Suddenly, you could buy an ETF that not only tracked the price of ETH but also paid you a yield—a dividend, basically—from staking rewards. Bitwise was charging a 0.20% fee. 21Shares was waiving its fee entirely for the first year. Bitwise and 21Shares Add Staking, Slash Fees in Latest Solana and Ethereum ETF Filings
The whole value proposition of a company like BitMine vanished overnight. Poof. Gone.
Why on earth would any sane investor pay a 40% premium to own shares in a company that just holds ETH, when you can buy an ETF from BlackRock for a 0.21% fee that also pays you a yield? It’s like trying to sell expensive, artisanal bottled water when a pristine, free-flowing river just appeared right next to your kiosk. You're done. It’s over. The game has changed, and you've been left behind. Offcourse, some diehards will stick around, but the institutional money—the money that matters—is going to take the cheaper, simpler, yield-bearing option every single time.
So, It Was Just a Complicated Piggy Bank?

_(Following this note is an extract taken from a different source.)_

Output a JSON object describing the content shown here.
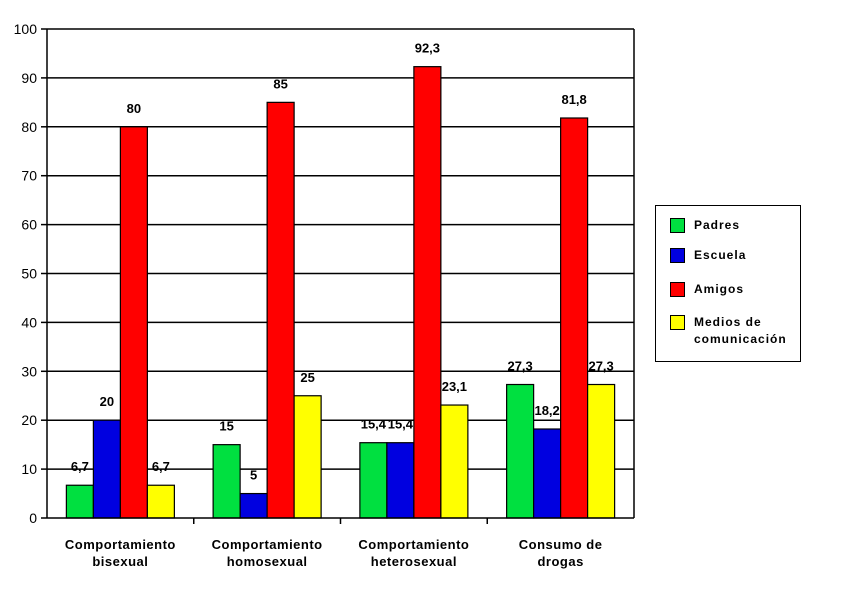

Let's be real. Calling these companies the "Berkshire Hathaway" of crypto was always an insult to Warren Buffett. Berkshire Hathaway buys and builds productive businesses. These companies just bought a commodity and wrapped it in a corporate shell to charge you a premium for the convenience. They were never building anything. They were just holding something. They weren't an investment firm; they were a glorified, high-fee piggy bank, and the moment a better piggy bank came along, their reason for existing evaporated. The dream is dead.